Affi N’guessan et le Fpi ont obtenu 3 sièges de députés. Si on prend en compte l’ensemble des suffrages recueillis par les candidats du parti ( qu’ils aient gagné ou non ) , le Fpi devance l’Updci malgré ses 6 députés ( 121365 voix contre 54887 , cf tableau ci-dessous ) . Si on considère également les suffrages obtenus par le même Affi et le Fpi à l’élection présidentielle d’Octobre 2015 , la place de leader de l’opposition que pourrait avoir Affi N’guessan ne semble pas encore menacée.
[ Président d’institution ou Ministre d’État ]

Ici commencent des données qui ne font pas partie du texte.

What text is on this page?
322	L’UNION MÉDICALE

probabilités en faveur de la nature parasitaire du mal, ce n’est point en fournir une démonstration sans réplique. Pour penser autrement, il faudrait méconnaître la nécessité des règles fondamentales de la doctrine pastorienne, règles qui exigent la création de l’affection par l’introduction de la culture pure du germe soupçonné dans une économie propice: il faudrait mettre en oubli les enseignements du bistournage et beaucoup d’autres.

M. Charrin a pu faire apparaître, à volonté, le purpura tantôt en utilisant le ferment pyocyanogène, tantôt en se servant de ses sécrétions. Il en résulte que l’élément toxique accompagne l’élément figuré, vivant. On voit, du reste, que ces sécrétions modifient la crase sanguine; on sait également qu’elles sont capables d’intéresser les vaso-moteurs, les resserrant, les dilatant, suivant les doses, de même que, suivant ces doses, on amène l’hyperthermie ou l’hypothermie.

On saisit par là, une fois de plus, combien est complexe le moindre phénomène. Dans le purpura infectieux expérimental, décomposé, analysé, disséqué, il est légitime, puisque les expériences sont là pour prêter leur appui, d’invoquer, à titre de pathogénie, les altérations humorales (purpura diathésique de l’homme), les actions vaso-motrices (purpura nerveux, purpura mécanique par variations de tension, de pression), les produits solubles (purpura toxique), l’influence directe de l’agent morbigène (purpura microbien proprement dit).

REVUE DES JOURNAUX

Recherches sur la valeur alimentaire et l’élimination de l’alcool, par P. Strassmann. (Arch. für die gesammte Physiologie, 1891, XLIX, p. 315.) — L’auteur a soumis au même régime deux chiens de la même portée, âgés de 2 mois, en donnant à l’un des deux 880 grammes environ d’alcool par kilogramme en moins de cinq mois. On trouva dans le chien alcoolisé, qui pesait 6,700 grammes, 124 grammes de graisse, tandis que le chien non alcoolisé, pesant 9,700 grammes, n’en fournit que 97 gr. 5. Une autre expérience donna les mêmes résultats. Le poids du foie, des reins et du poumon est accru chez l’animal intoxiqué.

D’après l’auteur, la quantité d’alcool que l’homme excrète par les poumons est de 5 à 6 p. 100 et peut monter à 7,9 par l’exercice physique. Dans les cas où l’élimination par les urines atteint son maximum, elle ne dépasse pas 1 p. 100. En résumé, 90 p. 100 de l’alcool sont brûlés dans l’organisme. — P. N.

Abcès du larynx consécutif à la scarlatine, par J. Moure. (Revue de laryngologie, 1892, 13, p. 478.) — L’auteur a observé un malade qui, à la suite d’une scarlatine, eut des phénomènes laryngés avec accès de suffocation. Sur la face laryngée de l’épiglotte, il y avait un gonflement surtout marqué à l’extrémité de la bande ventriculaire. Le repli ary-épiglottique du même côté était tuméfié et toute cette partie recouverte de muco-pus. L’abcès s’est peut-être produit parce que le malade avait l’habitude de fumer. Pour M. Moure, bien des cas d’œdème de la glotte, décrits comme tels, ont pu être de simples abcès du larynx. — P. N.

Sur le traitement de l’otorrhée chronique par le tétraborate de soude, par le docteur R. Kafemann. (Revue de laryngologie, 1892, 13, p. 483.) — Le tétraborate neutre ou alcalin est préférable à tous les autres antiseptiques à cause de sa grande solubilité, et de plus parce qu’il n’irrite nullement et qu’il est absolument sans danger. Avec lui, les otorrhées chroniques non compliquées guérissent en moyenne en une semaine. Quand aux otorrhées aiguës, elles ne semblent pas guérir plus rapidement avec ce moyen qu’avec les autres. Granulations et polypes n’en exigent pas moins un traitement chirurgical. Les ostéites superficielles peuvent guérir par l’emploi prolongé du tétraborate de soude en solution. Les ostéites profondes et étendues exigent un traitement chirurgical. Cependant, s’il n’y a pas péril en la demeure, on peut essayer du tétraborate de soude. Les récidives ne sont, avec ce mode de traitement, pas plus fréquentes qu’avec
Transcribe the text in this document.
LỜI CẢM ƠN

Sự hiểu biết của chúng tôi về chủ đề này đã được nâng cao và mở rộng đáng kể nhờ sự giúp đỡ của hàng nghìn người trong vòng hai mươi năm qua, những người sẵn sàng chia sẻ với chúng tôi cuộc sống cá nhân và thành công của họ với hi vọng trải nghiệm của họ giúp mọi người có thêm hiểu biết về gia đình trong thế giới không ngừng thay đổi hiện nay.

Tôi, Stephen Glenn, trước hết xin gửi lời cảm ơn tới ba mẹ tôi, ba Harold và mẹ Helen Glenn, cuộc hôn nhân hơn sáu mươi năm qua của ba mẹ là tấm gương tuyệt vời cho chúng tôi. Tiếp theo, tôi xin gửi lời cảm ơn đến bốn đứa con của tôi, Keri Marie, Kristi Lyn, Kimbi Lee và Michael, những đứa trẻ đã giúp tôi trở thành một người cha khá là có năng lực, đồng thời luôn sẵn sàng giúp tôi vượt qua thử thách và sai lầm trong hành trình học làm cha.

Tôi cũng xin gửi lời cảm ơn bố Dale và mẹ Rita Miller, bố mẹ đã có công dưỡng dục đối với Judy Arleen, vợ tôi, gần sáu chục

Selon les informations sorties des premiers débats parlementaires sur la question , le leader de l’opposition ivoirienne devrait avoir un rang de Président d’institution et non plus de Ministre d’État. Une position récusée par des députés. C’est dans cette circonstance que la loi avait été ajournée.
Ayant été lui-même Premier ministre , et pressenti pour bénéficier du statut de leader de l’opposition , Affi N’guessan n’avait pas apprécié une dégradation au rang protocolaire de ministre d’État.
Quel grade ou rang protocolaire prendre en compte entre ex-Premier ministre , Président du parti leader de l’opposition , chef de l’opposition et Ministre d’État , Président du parti leader de l’opposition , chef de l’opposition ? Ah ça !
Ce débat avait entraîné des réactions chez certains commentateurs qui , au delà du rang protocolaire , ont pensé qu’Affi N’guessan devait effectivement siéger dans le gouvernement en qualité de Ministre d’État , sous les ordres de Ouattara et de Duncan.